Hz. Mevlâna Kur’ân’ı bir geline benzetir ve şöyle der: Kur’ân bir gelin gibidir. Peçeyi açmakla sana yüzünü göstermez. O bahsettiğin ve sana bir zevk vermeyen, bir şey keşfettirmeyen kimse, senin peçeyi açmanı kabul etmedi, seni aldatıp kendisini sana çirkin gösterdi.. Fakat eğer sen, peçeyi açmaz da gelinin rızasını istersen, gidip onun tarlasına, ekinine su verir, uzaktan hizmetlerde bulunur, rızası olan şeyde çalışırsan, sen onun peçesini açmadan da, o sana yüzünü gösterir.
Kur’ân denilen gelin, iman başkentini (kalbi) kavgadan arî gördüğü zaman yüzünden örtüsünü atar.”
Kültürümüzde gelin alma öyle sıradan bir iş değildir. Önce dünür olmak gerekir. Uzun soruşturmalardan sonra söz kesilir. Mehir konuşulur. Nişan, nikah merasimlerinden sonra düğün günü gelir. Sonra gelin almaya gidilir. Konvoylarla gelin, evin kapısına gelir. Gelinlik bile kıskanılır kem bakışlardan. Bunun için gelinliğin üstü de örtülür. Hatta arabadan, eve girerken kapı girişine battaniyeler gerilir. Sonra gelin, odasına çıkıp damadını beklemeye başlar. Gündüz yapılan bir dizi merasimin ardından yatsı namazını camide cemaatle kılıp gelen damat, dualarla gelinin yanına katılır. Gelin yine de yüzünü açmaz, damada. Yüz görümlüğü beklemektedir. Tüm bu aşamalardan sonra gelin, damadına yüzünü açar.

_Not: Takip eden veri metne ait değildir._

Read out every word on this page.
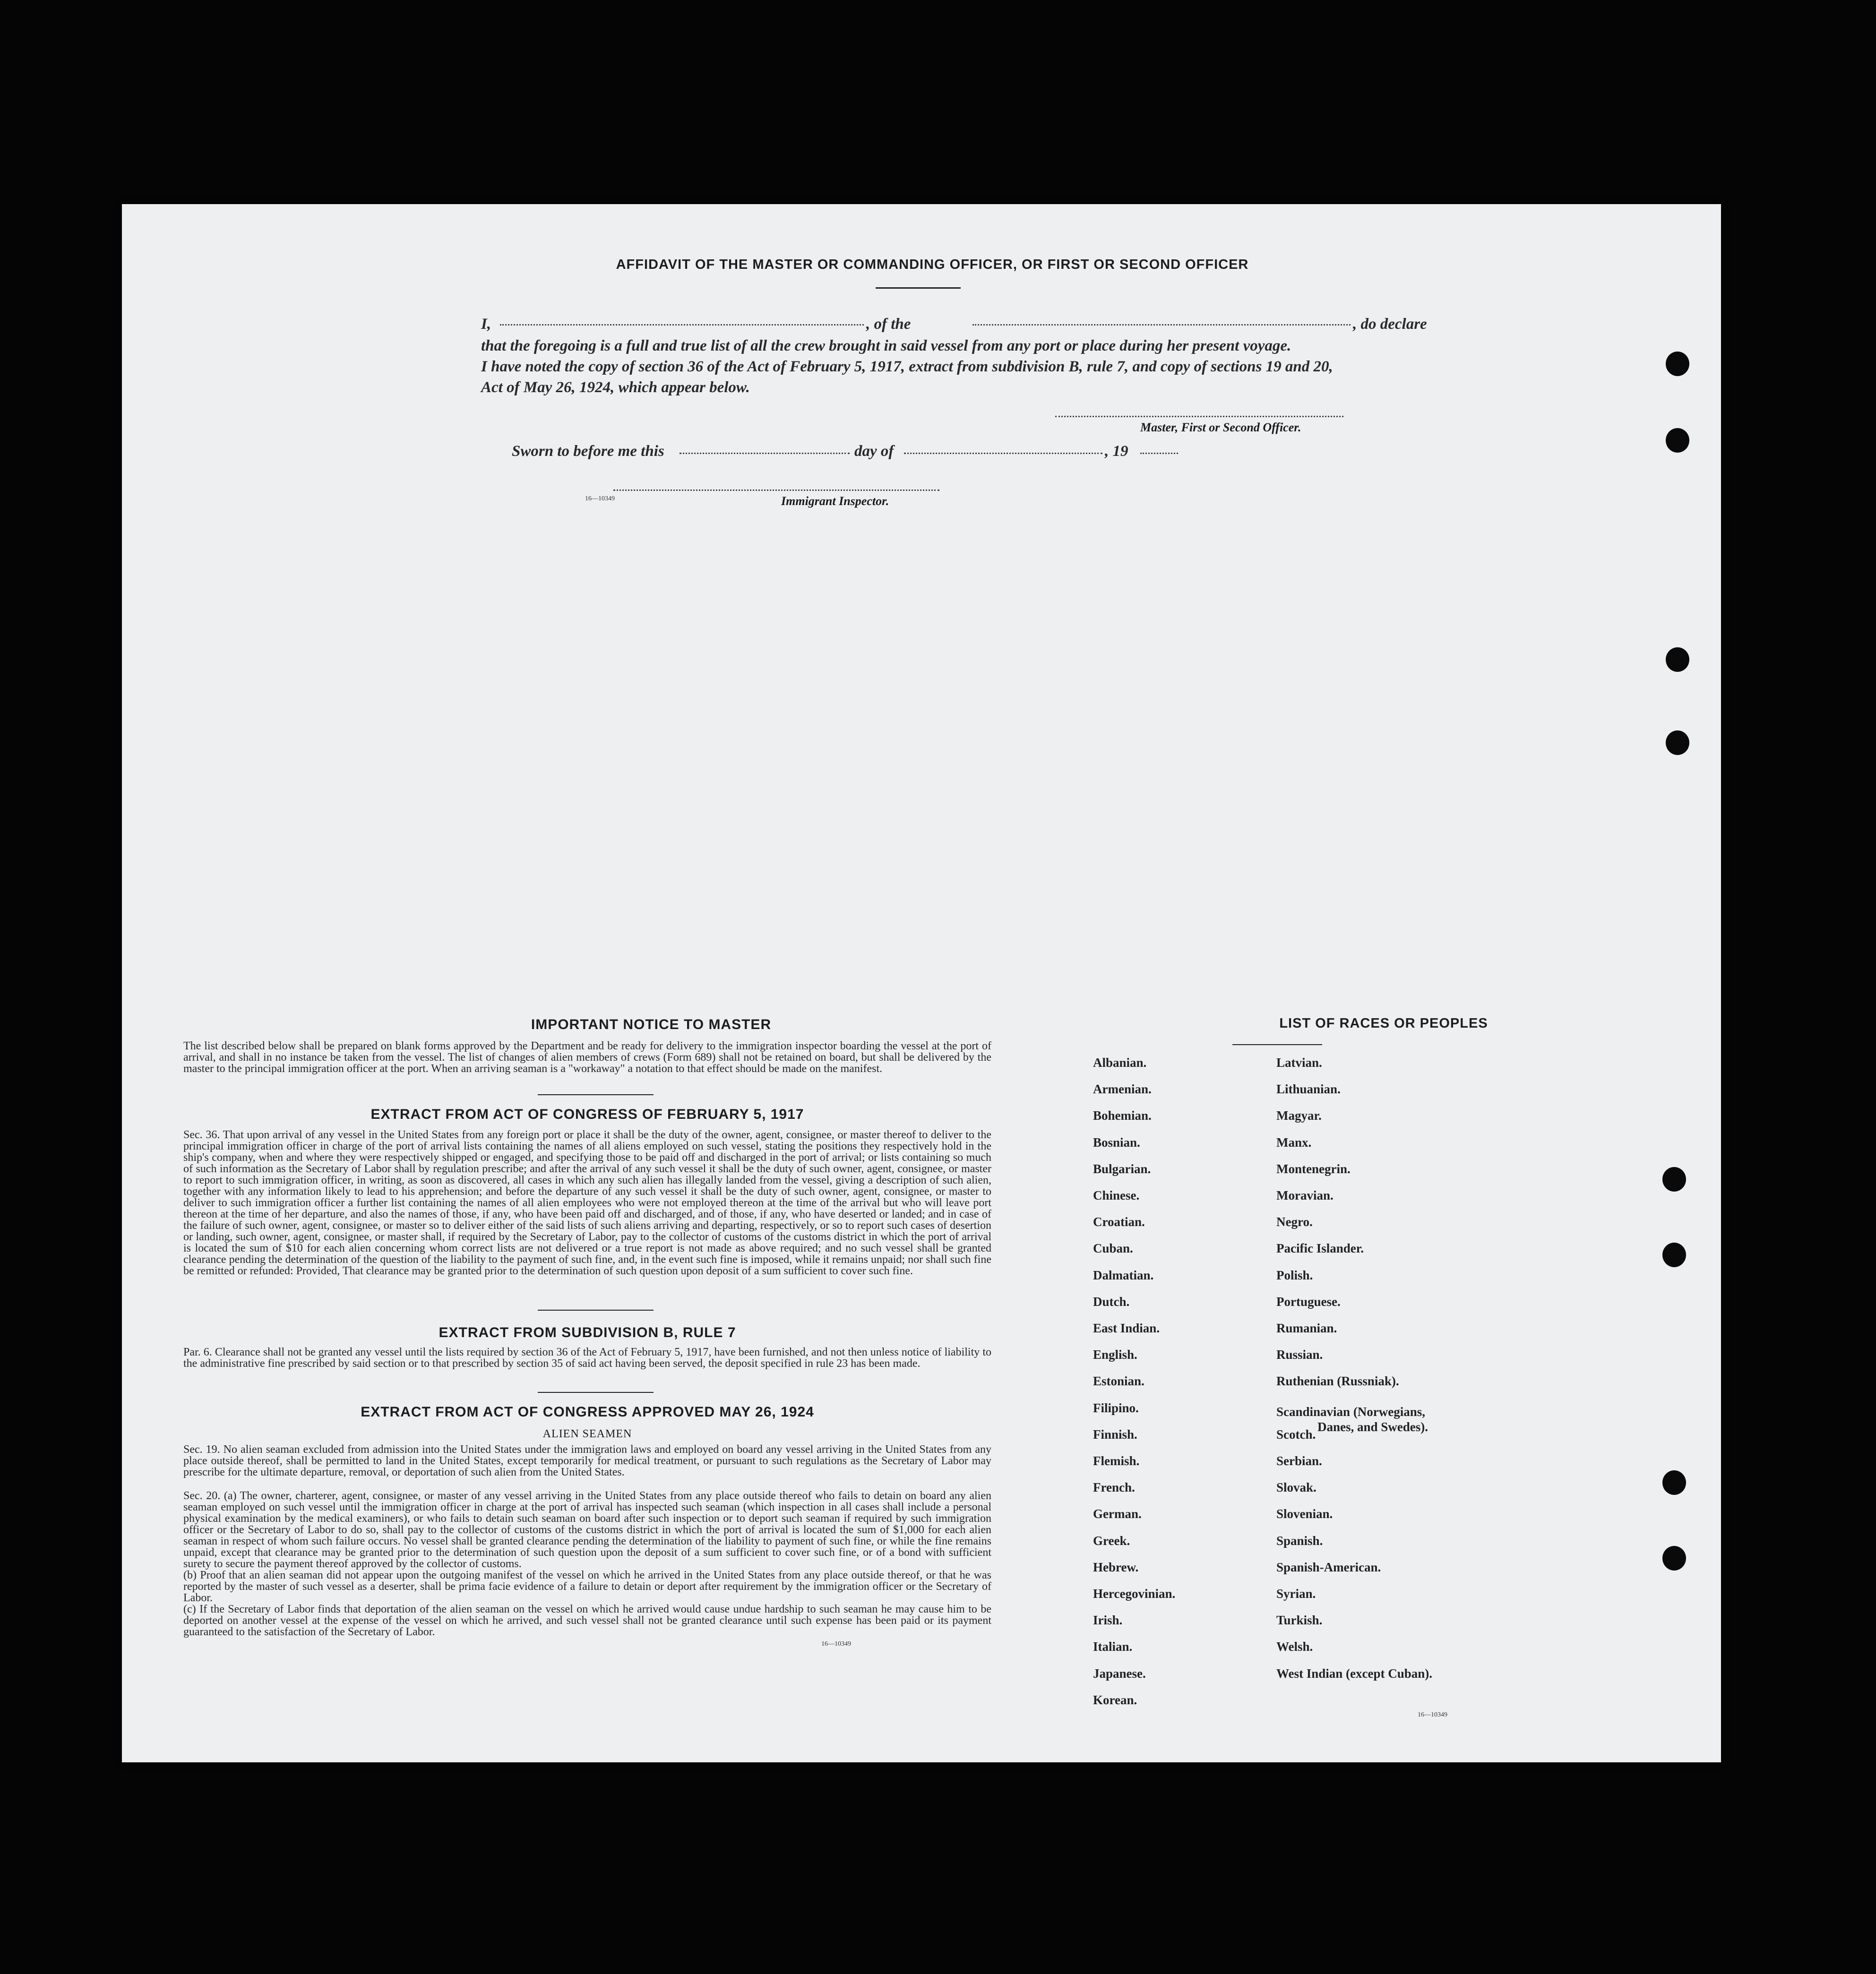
AFFIDAVIT OF THE MASTER OR COMMANDING OFFICER, OR FIRST OR SECOND OFFICER
I,	, of the	, do declare
that the foregoing is a full and true list of all the crew brought in said vessel from any port or place during her present voyage.
I have noted the copy of section 36 of the Act of February 5, 1917, extract from subdivision B, rule 7, and copy of sections 19 and 20,
Act of May 26, 1924, which appear below.
Master, First or Second Officer.
Sworn to before me this	day of	, 19
16—10349	Immigrant Inspector.
IMPORTANT NOTICE TO MASTER
The list described below shall be prepared on blank forms approved by the Department and be ready for delivery to the immigration inspector boarding the vessel at the port of arrival, and shall in no instance be taken from the vessel. The list of changes of alien members of crews (Form 689) shall not be retained on board, but shall be delivered by the master to the principal immigration officer at the port. When an arriving seaman is a "workaway" a notation to that effect should be made on the manifest.
EXTRACT FROM ACT OF CONGRESS OF FEBRUARY 5, 1917
Sec. 36. That upon arrival of any vessel in the United States from any foreign port or place it shall be the duty of the owner, agent, consignee, or master thereof to deliver to the principal immigration officer in charge of the port of arrival lists containing the names of all aliens employed on such vessel, stating the positions they respectively hold in the ship's company, when and where they were respectively shipped or engaged, and specifying those to be paid off and discharged in the port of arrival; or lists containing so much of such information as the Secretary of Labor shall by regulation prescribe; and after the arrival of any such vessel it shall be the duty of such owner, agent, consignee, or master to report to such immigration officer, in writing, as soon as discovered, all cases in which any such alien has illegally landed from the vessel, giving a description of such alien, together with any information likely to lead to his apprehension; and before the departure of any such vessel it shall be the duty of such owner, agent, consignee, or master to deliver to such immigration officer a further list containing the names of all alien employees who were not employed thereon at the time of the arrival but who will leave port thereon at the time of her departure, and also the names of those, if any, who have been paid off and discharged, and of those, if any, who have deserted or landed; and in case of the failure of such owner, agent, consignee, or master so to deliver either of the said lists of such aliens arriving and departing, respectively, or so to report such cases of desertion or landing, such owner, agent, consignee, or master shall, if required by the Secretary of Labor, pay to the collector of customs of the customs district in which the port of arrival is located the sum of $10 for each alien concerning whom correct lists are not delivered or a true report is not made as above required; and no such vessel shall be granted clearance pending the determination of the question of the liability to the payment of such fine, and, in the event such fine is imposed, while it remains unpaid; nor shall such fine be remitted or refunded: Provided, That clearance may be granted prior to the determination of such question upon deposit of a sum sufficient to cover such fine.
EXTRACT FROM SUBDIVISION B, RULE 7
Par. 6. Clearance shall not be granted any vessel until the lists required by section 36 of the Act of February 5, 1917, have been furnished, and not then unless notice of liability to the administrative fine prescribed by said section or to that prescribed by section 35 of said act having been served, the deposit specified in rule 23 has been made.
EXTRACT FROM ACT OF CONGRESS APPROVED MAY 26, 1924
ALIEN SEAMEN
Sec. 19. No alien seaman excluded from admission into the United States under the immigration laws and employed on board any vessel arriving in the United States from any place outside thereof, shall be permitted to land in the United States, except temporarily for medical treatment, or pursuant to such regulations as the Secretary of Labor may prescribe for the ultimate departure, removal, or deportation of such alien from the United States.
Sec. 20. (a) The owner, charterer, agent, consignee, or master of any vessel arriving in the United States from any place outside thereof who fails to detain on board any alien seaman employed on such vessel until the immigration officer in charge at the port of arrival has inspected such seaman (which inspection in all cases shall include a personal physical examination by the medical examiners), or who fails to detain such seaman on board after such inspection or to deport such seaman if required by such immigration officer or the Secretary of Labor to do so, shall pay to the collector of customs of the customs district in which the port of arrival is located the sum of $1,000 for each alien seaman in respect of whom such failure occurs. No vessel shall be granted clearance pending the determination of the liability to payment of such fine, or while the fine remains unpaid, except that clearance may be granted prior to the determination of such question upon the deposit of a sum sufficient to cover such fine, or of a bond with sufficient surety to secure the payment thereof approved by the collector of customs.
(b) Proof that an alien seaman did not appear upon the outgoing manifest of the vessel on which he arrived in the United States from any place outside thereof, or that he was reported by the master of such vessel as a deserter, shall be prima facie evidence of a failure to detain or deport after requirement by the immigration officer or the Secretary of Labor.
(c) If the Secretary of Labor finds that deportation of the alien seaman on the vessel on which he arrived would cause undue hardship to such seaman he may cause him to be deported on another vessel at the expense of the vessel on which he arrived, and such vessel shall not be granted clearance until such expense has been paid or its payment guaranteed to the satisfaction of the Secretary of Labor.
16—10349
LIST OF RACES OR PEOPLES
16—10349
Albanian.
Armenian.
Bohemian.
Bosnian.
Bulgarian.
Chinese.
Croatian.
Cuban.
Dalmatian.
Dutch.
East Indian.
English.
Estonian.
Filipino.
Finnish.
Flemish.
French.
German.
Greek.
Hebrew.
Hercegovinian.
Irish.
Italian.
Japanese.
Korean.
Latvian.
Lithuanian.
Magyar.
Manx.
Montenegrin.
Moravian.
Negro.
Pacific Islander.
Polish.
Portuguese.
Rumanian.
Russian.
Ruthenian (Russniak).
Scandinavian (Norwegians,
Danes, and Swedes).
Scotch.
Serbian.
Slovak.
Slovenian.
Spanish.
Spanish-American.
Syrian.
Turkish.
Welsh.
West Indian (except Cuban).
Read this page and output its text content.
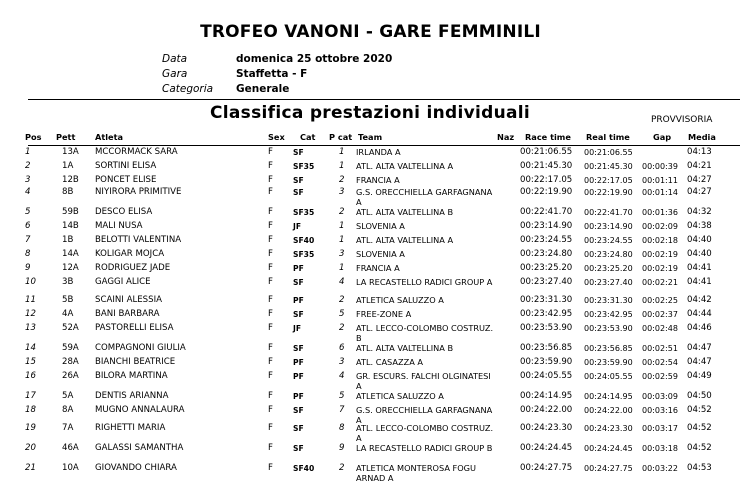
TROFEO VANONI - GARE FEMMINILI
Data	domenica 25 ottobre 2020
Gara	Staffetta - F
Categoria Generale
Classifica prestazioni individuali	PROVVISORIA
Pos Pett Atleta	Sex Cat P cat Team	Naz Race time Real time	Gap Media
1	13A MCCORMACK SARA	F	SF	1 IRLANDA A	00:21:06.55 00:21:06.55	04:13
2	1A	SORTINI ELISA	F	SF35	1 ATL. ALTA VALTELLINA A	00:21:45.30 00:21:45.30 00:00:39 04:21
3	12B PONCET ELISE	F	SF	2 FRANCIA A	00:22:17.05 00:22:17.05 00:01:11 04:27
4	8B	NIYIRORA PRIMITIVE	F	SF	3 G.S. ORECCHIELLA GARFAGNANA A
00:22:19.90 00:22:19.90 00:01:14 04:27
5	59B DESCO ELISA	F	SF35	2 ATL. ALTA VALTELLINA B	00:22:41.70 00:22:41.70 00:01:36 04:32
6	14B MALI NUSA	F	JF	1 SLOVENIA A	00:23:14.90 00:23:14.90 00:02:09 04:38
7	1B	BELOTTI VALENTINA	F	SF40	1 ATL. ALTA VALTELLINA A	00:23:24.55 00:23:24.55 00:02:18 04:40
8	14A KOLIGAR MOJCA	F	SF35	3 SLOVENIA A	00:23:24.80 00:23:24.80 00:02:19 04:40
9	12A RODRIGUEZ JADE	F	PF	1 FRANCIA A	00:23:25.20 00:23:25.20 00:02:19 04:41
10	3B	GAGGI ALICE	F	SF	4 LA RECASTELLO RADICI GROUP A	00:23:27.40 00:23:27.40 00:02:21 04:41
11	5B	SCAINI ALESSIA	F	PF	2 ATLETICA SALUZZO A	00:23:31.30 00:23:31.30 00:02:25 04:42
12	4A	BANI BARBARA	F	SF	5 FREE-ZONE A	00:23:42.95 00:23:42.95 00:02:37 04:44
13	52A PASTORELLI ELISA	F	JF	2 ATL. LECCO-COLOMBO COSTRUZ. B
00:23:53.90 00:23:53.90 00:02:48 04:46
14	59A COMPAGNONI GIULIA	F	SF	6 ATL. ALTA VALTELLINA B	00:23:56.85 00:23:56.85 00:02:51 04:47
15	28A BIANCHI BEATRICE	F	PF	3 ATL. CASAZZA A	00:23:59.90 00:23:59.90 00:02:54 04:47
16	26A BILORA MARTINA	F	PF	4 GR. ESCURS. FALCHI OLGINATESI A
00:24:05.55 00:24:05.55 00:02:59 04:49
17	5A	DENTIS ARIANNA	F	PF	5 ATLETICA SALUZZO A	00:24:14.95 00:24:14.95 00:03:09 04:50
18	8A	MUGNO ANNALAURA	F	SF	7 G.S. ORECCHIELLA GARFAGNANA A
00:24:22.00 00:24:22.00 00:03:16 04:52
19	7A	RIGHETTI MARIA	F	SF	8 ATL. LECCO-COLOMBO COSTRUZ. A
00:24:23.30 00:24:23.30 00:03:17 04:52
20	46A GALASSI SAMANTHA	F	SF	9 LA RECASTELLO RADICI GROUP B	00:24:24.45 00:24:24.45 00:03:18 04:52
21	10A GIOVANDO CHIARA	F	SF40	2 ATLETICA MONTEROSA FOGU ARNAD A
00:24:27.75 00:24:27.75 00:03:22 04:53
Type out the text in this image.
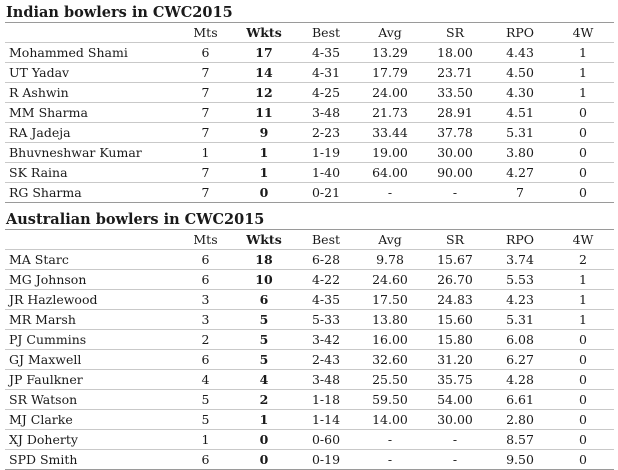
Indian bowlers in CWC2015
	Mts	Wkts	Best	Avg	SR	RPO	4W
Mohammed Shami	6	17	4-35	13.29	18.00	4.43	1
UT Yadav	7	14	4-31	17.79	23.71	4.50	1
R Ashwin	7	12	4-25	24.00	33.50	4.30	1
MM Sharma	7	11	3-48	21.73	28.91	4.51	0
RA Jadeja	7	9	2-23	33.44	37.78	5.31	0
Bhuvneshwar Kumar	1	1	1-19	19.00	30.00	3.80	0
SK Raina	7	1	1-40	64.00	90.00	4.27	0
RG Sharma	7	0	0-21	-	-	7	0
Australian bowlers in CWC2015
	Mts	Wkts	Best	Avg	SR	RPO	4W
MA Starc	6	18	6-28	9.78	15.67	3.74	2
MG Johnson	6	10	4-22	24.60	26.70	5.53	1
JR Hazlewood	3	6	4-35	17.50	24.83	4.23	1
MR Marsh	3	5	5-33	13.80	15.60	5.31	1
PJ Cummins	2	5	3-42	16.00	15.80	6.08	0
GJ Maxwell	6	5	2-43	32.60	31.20	6.27	0
JP Faulkner	4	4	3-48	25.50	35.75	4.28	0
SR Watson	5	2	1-18	59.50	54.00	6.61	0
MJ Clarke	5	1	1-14	14.00	30.00	2.80	0
XJ Doherty	1	0	0-60	-	-	8.57	0
SPD Smith	6	0	0-19	-	-	9.50	0
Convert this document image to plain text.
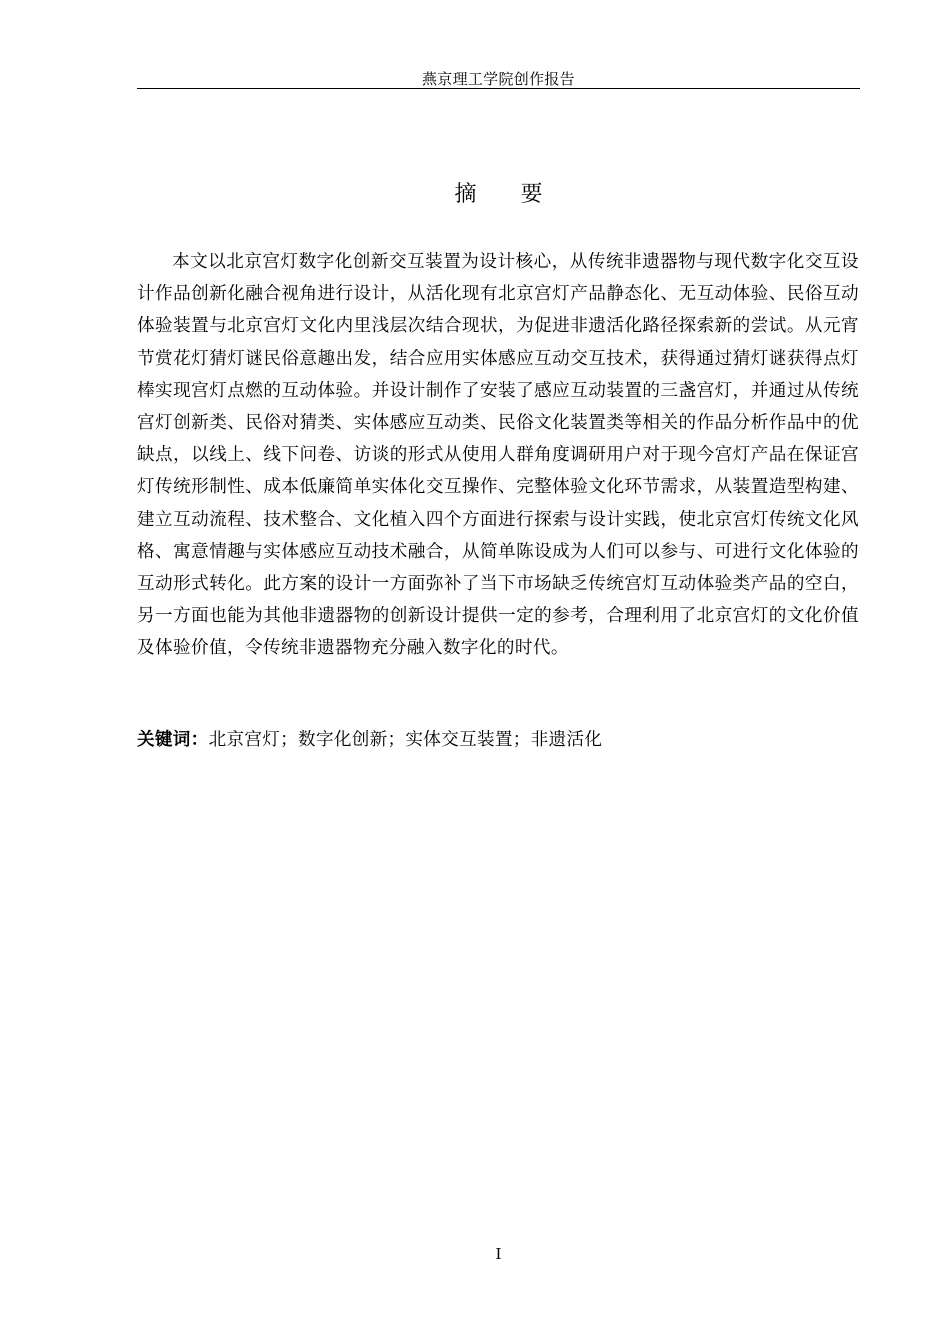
燕京理工学院创作报告
摘要

本文以北京宫灯数字化创新交互装置为设计核心，从传统非遗器物与现代数字化交互设计作品创新化融合视角进行设计，从活化现有北京宫灯产品静态化、无互动体验、民俗互动体验装置与北京宫灯文化内里浅层次结合现状，为促进非遗活化路径探索新的尝试。从元宵节赏花灯猜灯谜民俗意趣出发，结合应用实体感应互动交互技术，获得通过猜灯谜获得点灯棒实现宫灯点燃的互动体验。并设计制作了安装了感应互动装置的三盏宫灯，并通过从传统宫灯创新类、民俗对猜类、实体感应互动类、民俗文化装置类等相关的作品分析作品中的优缺点，以线上、线下问卷、访谈的形式从使用人群角度调研用户对于现今宫灯产品在保证宫灯传统形制性、成本低廉简单实体化交互操作、完整体验文化环节需求，从装置造型构建、建立互动流程、技术整合、文化植入四个方面进行探索与设计实践，使北京宫灯传统文化风格、寓意情趣与实体感应互动技术融合，从简单陈设成为人们可以参与、可进行文化体验的互动形式转化。此方案的设计一方面弥补了当下市场缺乏传统宫灯互动体验类产品的空白，另一方面也能为其他非遗器物的创新设计提供一定的参考，合理利用了北京宫灯的文化价值及体验价值，令传统非遗器物充分融入数字化的时代。

关键词：北京宫灯；数字化创新；实体交互装置；非遗活化
I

Hz. Mevlana, işte geline benzetir Kur’ân’ın sır ve manalarına bürünüşünü. Durup dururken açılmaz manalar. Sıradan herkese de açılmaz. Onun sır ve manalarına muttali olabilmek için önce Kur’ân’a dünür olmak, onu anlamaya talip olmak gerekir. Ardından hiçbir fedakarlıktan kaçınmadan yapılması gerekenleri yapmak lazımdır.
Elbette Kur’ân, kadın erkek tüm insanlığa gelmiştir. Kadınlar da onu okumak, anlamak ve gereklerini yerine getirmekle mümkündür. Kadın da onu anlamaya dünür olmalı, buna istekli olmalıdır. Nasıl ki gelin, sayılan tüm aşamalardan sonra damadına açılırsa, damat da gelinine açılacaktır.
Evet, Kur’ân kendisine talip olanlara açılır. Tıpkı hadiste belirtildiği gibi:
“Kur’ân, onu isteyene kolay ve yaşanılır gelir. Onu terk edene, zor, anlaşılmaz ve yaşanılmaz gelir.”
Rabbimiz buyuruyor: “Andolsun Biz, Kur’ân’ı düşünülüp öğüt alınsın diye kolaylaştırdık. Var mı düşünüp öğüt alan?!”
Demek ki Kur’ân’dan nasiplenebilmek için çabalamak gerekir, yorulmak gerekir. Önce onu anlamaya talip olmalı, ardından onu anlayabilmek için yapılması gerekenleri yapmalıdır. Yapılması gereken hiçbir şeyi yapmadan, Kur’ân’ın anlaşılmazlığından bahsetmek, onu doğru tanımamak ve onu anlamayı önceliklerimizin arasına koymamaktan kaynaklanır.